The strange thing is not that Oscar voters weren’t watching the films—it’s that no one seemed to care. For decades, the most powerful awards in cinema were often decided by whispers, trailers, press dinners, and reputations. Not performances. Not directing. Not storytelling. Just the vague echo of excellence, passed along like gossip under a golden chandelier.
Now, at the 98th Academy Awards, the rules have changed. Voters will be required to prove they’ve seen every nominated film in a given category before voting. Radical? Only if one assumes watching the work is optional. And many, it seems, always have. The Academy has never demanded literacy—only legacy.
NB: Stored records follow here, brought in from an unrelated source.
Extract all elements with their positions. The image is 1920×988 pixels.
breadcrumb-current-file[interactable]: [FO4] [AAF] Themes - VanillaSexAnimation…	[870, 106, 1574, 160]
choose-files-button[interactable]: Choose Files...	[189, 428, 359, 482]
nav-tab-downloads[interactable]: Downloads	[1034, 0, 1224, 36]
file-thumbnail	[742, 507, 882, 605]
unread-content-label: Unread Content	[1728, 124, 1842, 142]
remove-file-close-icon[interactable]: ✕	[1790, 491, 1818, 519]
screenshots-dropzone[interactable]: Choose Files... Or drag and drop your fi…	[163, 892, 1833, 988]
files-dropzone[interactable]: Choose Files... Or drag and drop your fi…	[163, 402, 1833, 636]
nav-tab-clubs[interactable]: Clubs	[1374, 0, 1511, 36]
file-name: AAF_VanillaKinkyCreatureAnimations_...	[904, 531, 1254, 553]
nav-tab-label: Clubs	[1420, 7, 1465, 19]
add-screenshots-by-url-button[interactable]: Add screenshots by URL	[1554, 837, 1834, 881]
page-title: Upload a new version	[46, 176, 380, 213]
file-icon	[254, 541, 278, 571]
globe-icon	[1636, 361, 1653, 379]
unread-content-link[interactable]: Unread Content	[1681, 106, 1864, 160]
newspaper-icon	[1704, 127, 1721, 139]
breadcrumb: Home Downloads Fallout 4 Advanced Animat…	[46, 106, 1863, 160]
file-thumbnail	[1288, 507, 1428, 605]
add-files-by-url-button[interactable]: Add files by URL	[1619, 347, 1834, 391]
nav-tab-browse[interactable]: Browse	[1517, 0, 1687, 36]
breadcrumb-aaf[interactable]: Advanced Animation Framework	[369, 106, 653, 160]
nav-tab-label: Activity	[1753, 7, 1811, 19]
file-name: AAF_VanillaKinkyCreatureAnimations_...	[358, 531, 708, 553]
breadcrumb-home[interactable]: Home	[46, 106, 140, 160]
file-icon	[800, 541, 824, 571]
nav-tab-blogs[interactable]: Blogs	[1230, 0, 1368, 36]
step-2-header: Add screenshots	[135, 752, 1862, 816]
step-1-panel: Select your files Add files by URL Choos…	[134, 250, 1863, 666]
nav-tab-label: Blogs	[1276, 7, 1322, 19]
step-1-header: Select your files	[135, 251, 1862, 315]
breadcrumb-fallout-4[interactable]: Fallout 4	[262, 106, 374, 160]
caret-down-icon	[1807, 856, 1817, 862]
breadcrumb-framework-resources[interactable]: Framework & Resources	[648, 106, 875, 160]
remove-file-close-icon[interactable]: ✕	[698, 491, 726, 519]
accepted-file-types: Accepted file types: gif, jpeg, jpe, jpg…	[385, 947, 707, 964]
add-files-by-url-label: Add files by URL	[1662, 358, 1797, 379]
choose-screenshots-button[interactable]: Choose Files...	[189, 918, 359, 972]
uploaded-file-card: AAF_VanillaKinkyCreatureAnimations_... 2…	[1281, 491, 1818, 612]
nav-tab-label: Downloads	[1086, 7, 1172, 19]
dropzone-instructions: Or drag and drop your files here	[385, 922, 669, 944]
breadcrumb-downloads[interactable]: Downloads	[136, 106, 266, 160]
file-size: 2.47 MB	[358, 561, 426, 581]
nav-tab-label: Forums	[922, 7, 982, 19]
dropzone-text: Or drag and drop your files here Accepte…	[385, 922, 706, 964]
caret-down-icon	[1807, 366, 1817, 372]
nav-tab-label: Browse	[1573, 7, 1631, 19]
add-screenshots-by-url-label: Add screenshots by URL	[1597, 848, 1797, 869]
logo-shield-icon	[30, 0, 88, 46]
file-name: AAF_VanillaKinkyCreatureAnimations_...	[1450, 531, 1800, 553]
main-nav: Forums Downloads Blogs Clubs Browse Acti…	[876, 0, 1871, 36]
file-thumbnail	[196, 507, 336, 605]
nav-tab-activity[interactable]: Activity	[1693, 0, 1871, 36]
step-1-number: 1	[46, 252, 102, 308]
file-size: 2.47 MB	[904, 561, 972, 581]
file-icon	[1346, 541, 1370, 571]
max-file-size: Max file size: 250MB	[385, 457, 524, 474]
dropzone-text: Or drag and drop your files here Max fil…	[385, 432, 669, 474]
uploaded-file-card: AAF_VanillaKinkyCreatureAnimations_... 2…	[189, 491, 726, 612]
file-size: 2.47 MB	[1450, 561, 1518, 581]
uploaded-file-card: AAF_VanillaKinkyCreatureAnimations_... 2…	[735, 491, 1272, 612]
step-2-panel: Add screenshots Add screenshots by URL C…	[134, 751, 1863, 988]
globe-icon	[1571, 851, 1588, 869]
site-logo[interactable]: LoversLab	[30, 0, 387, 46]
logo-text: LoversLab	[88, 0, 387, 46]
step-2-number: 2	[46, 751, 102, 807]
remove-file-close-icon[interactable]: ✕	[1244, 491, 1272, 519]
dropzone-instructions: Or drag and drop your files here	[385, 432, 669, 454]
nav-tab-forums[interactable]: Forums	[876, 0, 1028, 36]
Until now.
The Eyes of the Ivory Tower
The new system requires voters to verify their viewings through the Academy’s streaming platform—an elegant solution, but also a subtle surveillance. A soft tap on the shoulder: Did you actually watch Best Documentary Short, or are you voting based on whose niece directed it?
One might call this a moment of accountability. Others might call it performance—optics that protect the institution while still ignoring deeper structural inequities. It’s true that the Academy has awarded greatness. But it has also dismissed it. Forgotten it. Deliberately not seen it. Is mandatory viewing the cure, or just an aspirin for a deeper malaise?
“Maybe now,” one producer quipped off the record, “people will actually discover the films they pretend to champion.” It was said like a joke. But under the humor: panic. Because the implication is that many of them don’t want to discover—they want to decide.
Truth Through Compulsion, or Curation?
What does it mean to be forced to see art? Does viewing under obligation make one more aware—or more resistant? There is something unnerving about turning a gaze into a duty. And something hopeful, too. Because perhaps it is through the very act of forced attention that new voices—radical, foreign, uncomfortable—finally get a fair audition.
But make no mistake: This shift is not about justice. It is about perception. The Academy, bruised by accusations of elitism and irrelevance, is trying to look modern. What remains to be seen is whether this policy produces more meaningful awards—or simply more polished excuses.
A voter now sits in front of a screen, obligated to see something they might never have chosen. The lights dim. The film begins. In that moment, we all become the audience. The only question is—are we watching, or are we simply proving we can?